If Christians had taken their stand on the New Testament, recognizing the changes wrought by Christ and not admitting the validity of any attempts of later days to alter New Testament rules, they would have been in a much stronger position. By claiming the authority of the Ten Commandments and yet departing so completely from laws which seemed difficult to apply, they have opened the way for that consistent loosening of all restraints which is such a noticeable feature of this age.

There is one more matter in connection with the sabbath which may call for further attention later. There was a sabbath of years as well as of days, a command to give the land a rest every seventh year.
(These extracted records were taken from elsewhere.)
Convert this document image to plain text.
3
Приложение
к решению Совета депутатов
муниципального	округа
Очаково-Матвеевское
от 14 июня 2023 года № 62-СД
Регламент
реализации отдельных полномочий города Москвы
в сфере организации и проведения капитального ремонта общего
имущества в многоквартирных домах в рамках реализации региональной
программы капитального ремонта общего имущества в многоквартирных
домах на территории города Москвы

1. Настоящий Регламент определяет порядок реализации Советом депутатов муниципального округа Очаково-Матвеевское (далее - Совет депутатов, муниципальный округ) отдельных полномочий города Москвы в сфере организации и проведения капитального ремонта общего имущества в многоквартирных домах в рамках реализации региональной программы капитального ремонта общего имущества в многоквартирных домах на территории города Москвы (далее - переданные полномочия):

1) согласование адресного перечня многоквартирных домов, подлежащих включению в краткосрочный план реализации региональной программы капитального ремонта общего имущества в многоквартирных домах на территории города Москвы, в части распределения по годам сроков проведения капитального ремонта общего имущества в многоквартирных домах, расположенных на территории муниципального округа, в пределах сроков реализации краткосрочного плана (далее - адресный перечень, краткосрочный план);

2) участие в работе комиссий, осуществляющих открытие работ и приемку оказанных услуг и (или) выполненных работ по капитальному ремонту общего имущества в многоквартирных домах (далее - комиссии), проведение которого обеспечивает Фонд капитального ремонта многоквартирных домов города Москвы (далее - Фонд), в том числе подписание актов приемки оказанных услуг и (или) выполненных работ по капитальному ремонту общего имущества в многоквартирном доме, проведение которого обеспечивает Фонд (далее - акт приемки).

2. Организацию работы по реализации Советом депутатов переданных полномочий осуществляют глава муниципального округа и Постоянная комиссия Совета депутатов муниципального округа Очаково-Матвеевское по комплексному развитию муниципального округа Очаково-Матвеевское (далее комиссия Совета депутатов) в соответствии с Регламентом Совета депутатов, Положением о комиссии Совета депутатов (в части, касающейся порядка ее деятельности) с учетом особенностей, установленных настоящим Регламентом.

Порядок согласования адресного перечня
This was one of the Mosaic provisions which assumed, and which needed, a Divine control. God promised to give a special blessing to the sixth year to enable the people to make provision for the year of rest. The increased fertility of the sixth year would not come naturally. It would rather be the reverse, especially if similar crops had been grown year after year. Then in this connection they had the seven sevens of years leading to the year of jubilee.

A student soon becomes convinced that the elaborate rules regarding the sabbath suggest that there was another meaning which does not appear on the surface. We may call to mind the words of the Apostle Paul, who, in a sentence, tells us that Christians are not under the Mosaic law of the sabbath, and at the same time indicates the deeper meaning to which we have referred:

“Let no man therefore judge you in meat, or in drink, or in respect of an holy day, or of the new moon, or of the sabbath days: which are a shadow of things to come” (Col. 2:16,17).

We may well remember those last words, for they apply to so many matters in the Law given through Moses.